Begin van deze maand traden dan de fameuze benoemingsstop en de programmatiestop in. Eenvoudig gezegd : er kunnen gedurende twee jaar geen leraren vastbenoemd worden en scholen kunnen geen nieuwe richtingen oprichten. De betoging van 28 februari en de acties van de afgelopen weken zijn vooral tegen die benoemingsstop gericht.

Over de hervorming gingen we praten met directeurs en directrices van scholen. Uitgangspunt was de beleidsbrief School maken in Vlaanderen van oktober 1995, waarin onderwijsminister Van den Bossche het grote kader van de hervorming schetste. Hem legden we de vragen van de directies voor.

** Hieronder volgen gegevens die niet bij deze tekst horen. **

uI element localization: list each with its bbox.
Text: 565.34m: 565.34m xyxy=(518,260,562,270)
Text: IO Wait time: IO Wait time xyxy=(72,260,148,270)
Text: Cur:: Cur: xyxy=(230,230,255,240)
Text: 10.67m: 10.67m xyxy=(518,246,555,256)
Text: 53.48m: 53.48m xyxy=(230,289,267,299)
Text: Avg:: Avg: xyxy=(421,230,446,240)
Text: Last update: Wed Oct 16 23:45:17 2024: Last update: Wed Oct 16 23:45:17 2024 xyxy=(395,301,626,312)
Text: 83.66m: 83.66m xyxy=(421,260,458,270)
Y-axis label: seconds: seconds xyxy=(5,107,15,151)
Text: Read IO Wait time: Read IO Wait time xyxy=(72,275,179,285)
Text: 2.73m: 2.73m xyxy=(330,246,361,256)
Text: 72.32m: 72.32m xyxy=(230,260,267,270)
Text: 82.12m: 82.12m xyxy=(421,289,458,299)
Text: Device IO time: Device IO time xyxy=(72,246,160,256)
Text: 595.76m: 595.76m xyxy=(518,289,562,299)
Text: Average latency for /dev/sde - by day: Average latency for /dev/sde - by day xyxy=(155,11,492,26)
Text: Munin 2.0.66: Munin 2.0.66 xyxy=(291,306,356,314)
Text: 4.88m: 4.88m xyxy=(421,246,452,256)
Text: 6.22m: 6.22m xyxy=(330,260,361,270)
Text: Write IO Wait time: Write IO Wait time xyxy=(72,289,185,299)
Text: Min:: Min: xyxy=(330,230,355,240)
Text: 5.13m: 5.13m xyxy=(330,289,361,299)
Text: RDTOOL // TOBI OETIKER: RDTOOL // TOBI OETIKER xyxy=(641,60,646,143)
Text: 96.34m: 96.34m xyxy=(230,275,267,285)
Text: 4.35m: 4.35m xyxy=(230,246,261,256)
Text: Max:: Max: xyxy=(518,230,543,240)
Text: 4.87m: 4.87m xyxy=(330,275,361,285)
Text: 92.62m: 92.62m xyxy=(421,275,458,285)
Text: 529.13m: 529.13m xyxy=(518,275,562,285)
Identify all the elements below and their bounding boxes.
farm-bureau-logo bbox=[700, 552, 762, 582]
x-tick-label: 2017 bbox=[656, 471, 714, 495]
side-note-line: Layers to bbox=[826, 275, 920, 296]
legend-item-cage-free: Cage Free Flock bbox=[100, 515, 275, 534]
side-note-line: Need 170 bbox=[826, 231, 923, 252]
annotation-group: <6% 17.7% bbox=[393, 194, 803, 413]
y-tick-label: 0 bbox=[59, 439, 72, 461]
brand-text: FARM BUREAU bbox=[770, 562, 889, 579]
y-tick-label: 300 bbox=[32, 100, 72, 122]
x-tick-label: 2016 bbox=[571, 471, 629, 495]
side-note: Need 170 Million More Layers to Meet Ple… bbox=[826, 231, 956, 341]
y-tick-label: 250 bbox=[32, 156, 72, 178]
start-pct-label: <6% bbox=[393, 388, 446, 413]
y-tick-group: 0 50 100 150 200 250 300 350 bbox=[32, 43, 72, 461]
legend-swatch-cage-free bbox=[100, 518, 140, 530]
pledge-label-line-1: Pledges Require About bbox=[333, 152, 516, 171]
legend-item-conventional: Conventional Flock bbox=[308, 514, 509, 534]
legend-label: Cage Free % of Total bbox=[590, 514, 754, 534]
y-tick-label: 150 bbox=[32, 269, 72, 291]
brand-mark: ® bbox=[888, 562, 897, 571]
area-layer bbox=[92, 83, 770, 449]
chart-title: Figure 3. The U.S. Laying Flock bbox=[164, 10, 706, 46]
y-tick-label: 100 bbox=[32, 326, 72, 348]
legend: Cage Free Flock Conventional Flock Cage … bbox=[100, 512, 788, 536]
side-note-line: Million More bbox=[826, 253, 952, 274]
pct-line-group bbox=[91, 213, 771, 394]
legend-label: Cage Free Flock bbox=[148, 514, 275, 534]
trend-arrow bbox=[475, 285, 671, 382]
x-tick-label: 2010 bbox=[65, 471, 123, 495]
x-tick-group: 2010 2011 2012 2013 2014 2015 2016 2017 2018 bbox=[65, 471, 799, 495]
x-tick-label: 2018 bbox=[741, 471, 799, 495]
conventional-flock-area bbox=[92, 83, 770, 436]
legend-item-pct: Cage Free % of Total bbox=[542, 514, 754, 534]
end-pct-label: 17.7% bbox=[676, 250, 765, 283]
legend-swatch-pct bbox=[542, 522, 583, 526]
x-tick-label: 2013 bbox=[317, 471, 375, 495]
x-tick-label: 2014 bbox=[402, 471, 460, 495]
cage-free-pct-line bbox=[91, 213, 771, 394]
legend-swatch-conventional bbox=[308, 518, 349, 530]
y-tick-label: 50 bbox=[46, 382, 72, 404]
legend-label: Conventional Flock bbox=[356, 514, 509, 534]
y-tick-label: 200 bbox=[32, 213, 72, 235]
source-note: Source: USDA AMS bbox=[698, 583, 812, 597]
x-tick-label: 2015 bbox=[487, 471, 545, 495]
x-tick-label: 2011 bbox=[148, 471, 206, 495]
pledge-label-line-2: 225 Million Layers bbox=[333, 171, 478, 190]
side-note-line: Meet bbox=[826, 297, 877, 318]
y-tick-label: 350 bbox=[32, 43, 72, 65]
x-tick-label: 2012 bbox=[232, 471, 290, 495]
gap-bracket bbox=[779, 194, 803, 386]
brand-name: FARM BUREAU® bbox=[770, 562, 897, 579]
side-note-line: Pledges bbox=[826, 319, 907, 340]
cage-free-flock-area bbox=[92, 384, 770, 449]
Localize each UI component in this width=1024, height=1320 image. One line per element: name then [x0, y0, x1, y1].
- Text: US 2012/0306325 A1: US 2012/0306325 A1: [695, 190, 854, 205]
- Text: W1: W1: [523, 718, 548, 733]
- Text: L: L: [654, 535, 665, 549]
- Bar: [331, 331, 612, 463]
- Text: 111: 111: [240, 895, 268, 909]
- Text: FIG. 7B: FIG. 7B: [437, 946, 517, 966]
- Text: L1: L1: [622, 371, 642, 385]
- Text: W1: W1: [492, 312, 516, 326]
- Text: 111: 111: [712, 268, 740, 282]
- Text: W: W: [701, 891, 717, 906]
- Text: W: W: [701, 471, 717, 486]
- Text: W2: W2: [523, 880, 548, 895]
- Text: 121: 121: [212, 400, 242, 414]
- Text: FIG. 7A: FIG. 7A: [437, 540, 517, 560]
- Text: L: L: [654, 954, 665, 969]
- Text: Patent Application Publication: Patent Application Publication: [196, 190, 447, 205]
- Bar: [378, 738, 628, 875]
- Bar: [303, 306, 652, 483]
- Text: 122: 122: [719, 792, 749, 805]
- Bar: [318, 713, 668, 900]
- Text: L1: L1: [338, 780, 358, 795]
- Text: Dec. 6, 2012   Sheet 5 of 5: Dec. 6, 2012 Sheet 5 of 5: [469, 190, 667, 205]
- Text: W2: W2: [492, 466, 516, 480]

Opvallend in alle gesprekken is de grote bezorgdheid. Directeurs vragen zich af wat hun boven het hoofd hangt.

LUC VAN DEN BOSSCHE : Dat begrijp ik. Maar dat komt ook door de desinformatie. Ik heb al de gekste verhalen gehoord over wat ik van plan zou zijn of gezegd zou hebben. Ik heb nooit gezegd dat het secundair onderwijs maar evenveel mag kosten als het basisonderwijs. En het cijfer ?acht per klas” komt niet van mij. Dat komt uit een verkeerde berekening in het Oeso-rapport van 1991 en het is gecorrigeerd nadat ik op de fout gewezen heb. Ik keur trouwens de acties ?acht in de klas” af. Het gaat niet op dat leraren een groep leerlingen naar de speelplaats sturen. Maar ik begrijp dat ze het beu worden die dingen te horen herhalen.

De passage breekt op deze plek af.